A couple in Peoria marry in 1981. A year later they learn
they cannot have children and join a support group for married couples with
infertility problems. They learn about alternative options like international
adoptions. It’s 1983 and they send out 50 letters to various agencies and universities
that might be able to help. They get nothing but polite rejection letters back.
They hear back from an agency in Chicago. The
agency receives approximately 700 requests a year for adoption and have only 20
babies to place. At the same time they apply to all local agencies and
wait.
It’s fall of 1984 and the couple finally get an interview
with Counseling & Family Services.
It’s 1985 and a 22-year-old woman in South Korea meets a waiter.
They start dating, she gets pregnant, and he leaves. When he leaves, she
decides she wants a better life for her daughter. One that she couldn't give
her.
At the same time the 22-year-old is making this decision,
the Peoria couple is accepted into the Counseling & Family Service program.
The couple goes through a home inspection and parenting courses.
It’s summer in 1985 and the Peoria couple is granted
their foster care license. It’s winter and the couple receive their first life
changing phone call. A local baby would be available through a private adoption
in five months. They do not know if it will be a boy or a girl.
It’s 1986 and they start planning out the rooms for their
future children. They know their Korean baby will be a girl so they paint those
walls pink. In the other room they paint the walls beige and put up stripped green
and white wallpaper.
It’s April 17th and their son is born. Three
days later he’s in his new home for the first time.
Sixteen days later a baby girl is born in Korea. It’s
July and they finally see a picture of her.
It’s August and the baby girl is on a plane with five other babies on a
12 hour flight to Chicago. As she sits on the plane, the Peoria couple make the three hour drive to Chicago O’Hare airport.

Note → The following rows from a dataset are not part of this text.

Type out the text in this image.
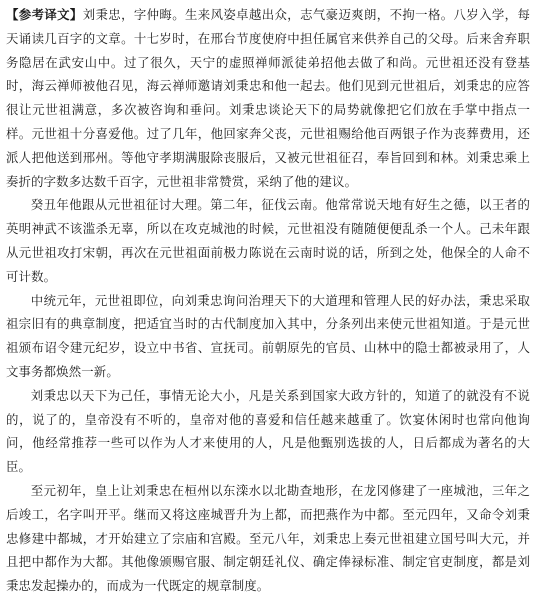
【参考译文】刘秉忠，字仲晦。生来风姿卓越出众，志气豪迈爽朗，不拘一格。八岁入学，每天诵读几百字的文章。十七岁时，在邢台节度使府中担任属官来供养自己的父母。后来舍弃职务隐居在武安山中。过了很久，天宁的虚照禅师派徒弟招他去做了和尚。元世祖还没有登基时，海云禅师被他召见，海云禅师邀请刘秉忠和他一起去。他们见到元世祖后，刘秉忠的应答很让元世祖满意，多次被咨询和垂问。刘秉忠谈论天下的局势就像把它们放在手掌中指点一样。元世祖十分喜爱他。过了几年，他回家奔父丧，元世祖赐给他百两银子作为丧葬费用，还派人把他送到邢州。等他守孝期满服除丧服后，又被元世祖征召，奉旨回到和林。刘秉忠乘上奏折的字数多达数千百字，元世祖非常赞赏，采纳了他的建议。

癸丑年他跟从元世祖征讨大理。第二年，征伐云南。他常常说天地有好生之德，以王者的英明神武不该滥杀无辜，所以在攻克城池的时候，元世祖没有随随便便乱杀一个人。己未年跟从元世祖攻打宋朝，再次在元世祖面前极力陈说在云南时说的话，所到之处，他保全的人命不可计数。

中统元年，元世祖即位，向刘秉忠询问治理天下的大道理和管理人民的好办法，秉忠采取祖宗旧有的典章制度，把适宜当时的古代制度加入其中，分条列出来使元世祖知道。于是元世祖颁布诏令建元纪岁，设立中书省、宣抚司。前朝原先的官员、山林中的隐士都被录用了，人文事务都焕然一新。

刘秉忠以天下为己任，事情无论大小，凡是关系到国家大政方针的，知道了的就没有不说的，说了的，皇帝没有不听的，皇帝对他的喜爱和信任越来越重了。饮宴休闲时也常向他询问，他经常推荐一些可以作为人才来使用的人，凡是他甄别选拔的人，日后都成为著名的大臣。

至元初年，皇上让刘秉忠在桓州以东滦水以北勘查地形，在龙冈修建了一座城池，三年之后竣工，名字叫开平。继而又将这座城晋升为上都，而把燕作为中都。至元四年，又命令刘秉忠修建中都城，才开始建立了宗庙和宫殿。至元八年，刘秉忠上奏元世祖建立国号叫大元，并且把中都作为大都。其他像颁赐官服、制定朝廷礼仪、确定俸禄标准、制定官吏制度，都是刘秉忠发起操办的，而成为一代既定的规章制度。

Only one adoptive parent is allowed
to go to the plane to get their new baby. As the plane touches down, the Peoria woman takes a
shuttle bus underneath the airport to get to the plane. She sits with a bottle
and some diapers and wonders if one bottle will be enough. The bus arrives and
the parents go onto the plane to get their child. Back on the shuttle bus there
isn't much talking. All six parents are sitting looking at their babies. They arrive
to the main part of the airport where the baby’s father, aunt, and cousin are
waiting. Many pictures are taken.
After they take pictures in the airport they say their
goodbyes and make their way home. They glance into the backseat every so often
to make sure she’s all right. They arrive back in Peoria at 11:00pm, greet the
babysitter who says their son is asleep upstairs, put their daughter in her new
bed, and go to sleep.
I started my life being incredibly unlucky and incredibly
lucky. I was born into a situation where my mother couldn't take care of me, but I was lucky because she made the hardest decision - to imagine a better life for
me. Even today I continue to think of myself as lucky. I'm lucky for the 25 years I got to have with my Mom before she passed away and with the time I have now with my Dad and brother. I don't know if I agree with the definition of luck. It's not purposeless. I tend to agree more with what Ralph Waldo Emerson said, "Good luck is another name for tenacity of purpose."